In the interests of full disclosure, I should note that Lynas once wrote a dismissive review of my book Watermelons – which he admitted he hadn’t fully read. The review, I should point out, did the very thing I accused greenie-lefty writers above of doing – the “tell not show” thing. Here’s a sample sentence: “Data is dispensable for Delingpole – that’s for the hated elite with their clipboards, computer models and lab coats.” Yep, that’ll be why nearly 30 pages of the book comprise very densely packed notes referencing every single one of its scientific claims. Why did I go to all that trouble (and let me tell you, these things really are an effort)? Why, precisely because I did not want to give my opponents the pleasure of being able to fault me on my facts. But hey guess what: Lynas was so buoyed up by his belief in the sublime justice of his cause that he told himself he didn’t need to treat his opponents with any kind of fair consideration. Deniers: they’re basically just scum, aren’t they?
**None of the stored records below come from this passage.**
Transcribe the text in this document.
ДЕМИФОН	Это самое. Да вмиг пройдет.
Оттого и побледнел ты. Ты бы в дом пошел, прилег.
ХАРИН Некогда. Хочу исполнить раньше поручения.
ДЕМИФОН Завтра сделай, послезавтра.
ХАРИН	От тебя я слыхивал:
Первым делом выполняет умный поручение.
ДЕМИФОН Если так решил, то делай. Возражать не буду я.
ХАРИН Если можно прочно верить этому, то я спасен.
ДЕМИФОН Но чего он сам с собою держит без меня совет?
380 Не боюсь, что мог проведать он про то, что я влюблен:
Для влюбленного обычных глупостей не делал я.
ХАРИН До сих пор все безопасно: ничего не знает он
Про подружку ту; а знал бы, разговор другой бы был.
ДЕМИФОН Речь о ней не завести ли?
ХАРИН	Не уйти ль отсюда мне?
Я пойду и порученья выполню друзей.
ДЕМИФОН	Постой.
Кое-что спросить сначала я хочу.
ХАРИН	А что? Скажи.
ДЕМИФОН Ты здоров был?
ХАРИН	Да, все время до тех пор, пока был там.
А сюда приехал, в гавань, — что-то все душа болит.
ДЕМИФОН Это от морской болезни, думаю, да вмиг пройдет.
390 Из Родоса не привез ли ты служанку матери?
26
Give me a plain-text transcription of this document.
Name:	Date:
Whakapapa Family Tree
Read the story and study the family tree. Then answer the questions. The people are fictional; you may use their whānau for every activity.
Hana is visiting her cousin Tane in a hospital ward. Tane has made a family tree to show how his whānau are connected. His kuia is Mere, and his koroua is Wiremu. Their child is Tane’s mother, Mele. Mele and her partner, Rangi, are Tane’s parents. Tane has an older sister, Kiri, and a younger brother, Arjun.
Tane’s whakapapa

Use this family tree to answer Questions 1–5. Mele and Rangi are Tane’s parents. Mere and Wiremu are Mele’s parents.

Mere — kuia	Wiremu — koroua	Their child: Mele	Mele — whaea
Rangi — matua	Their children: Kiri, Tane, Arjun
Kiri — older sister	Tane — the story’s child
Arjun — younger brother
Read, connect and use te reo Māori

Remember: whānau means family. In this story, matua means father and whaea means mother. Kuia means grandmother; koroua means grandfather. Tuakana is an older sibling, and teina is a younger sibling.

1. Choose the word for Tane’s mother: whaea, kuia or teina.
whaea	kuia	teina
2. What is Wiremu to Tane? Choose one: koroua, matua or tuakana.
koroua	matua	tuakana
Well, I hope I’ve left readers of this polemic in no doubt as who the real scumbag is here. And I say so in the spirit of mild contempt rather than strong hatred. Yes there are people in the alarmist camp that I do hate with a vengeance but Lynas isn’t one of them: way too minor league. I’ve simply decided to pick on him first because the Pause story is quite topical right now and because it just so happens that of all the articles anyone wrote on the subject that one that Lynas did for the New Statesman happens to be the most noxious and embarrassing.

Trust me, though, there’s plenty more loathing and exposure where this came from. Maybe having just had a near-death (-ish) experience has concentrated my mind. Maybe it’s because I can see the global warming narrative is really starting to fall apart now and I’ve recognised that this is the time when you signal to the cavalry hidden on the reverse of the slope to sweep down onto the enemy’s flank and cut them to pieces. This just the beginning. It’s going to be like Kill Bill. It’s going to be fun. These bastards deserve a skewering and I’m sharpening my samurai blade.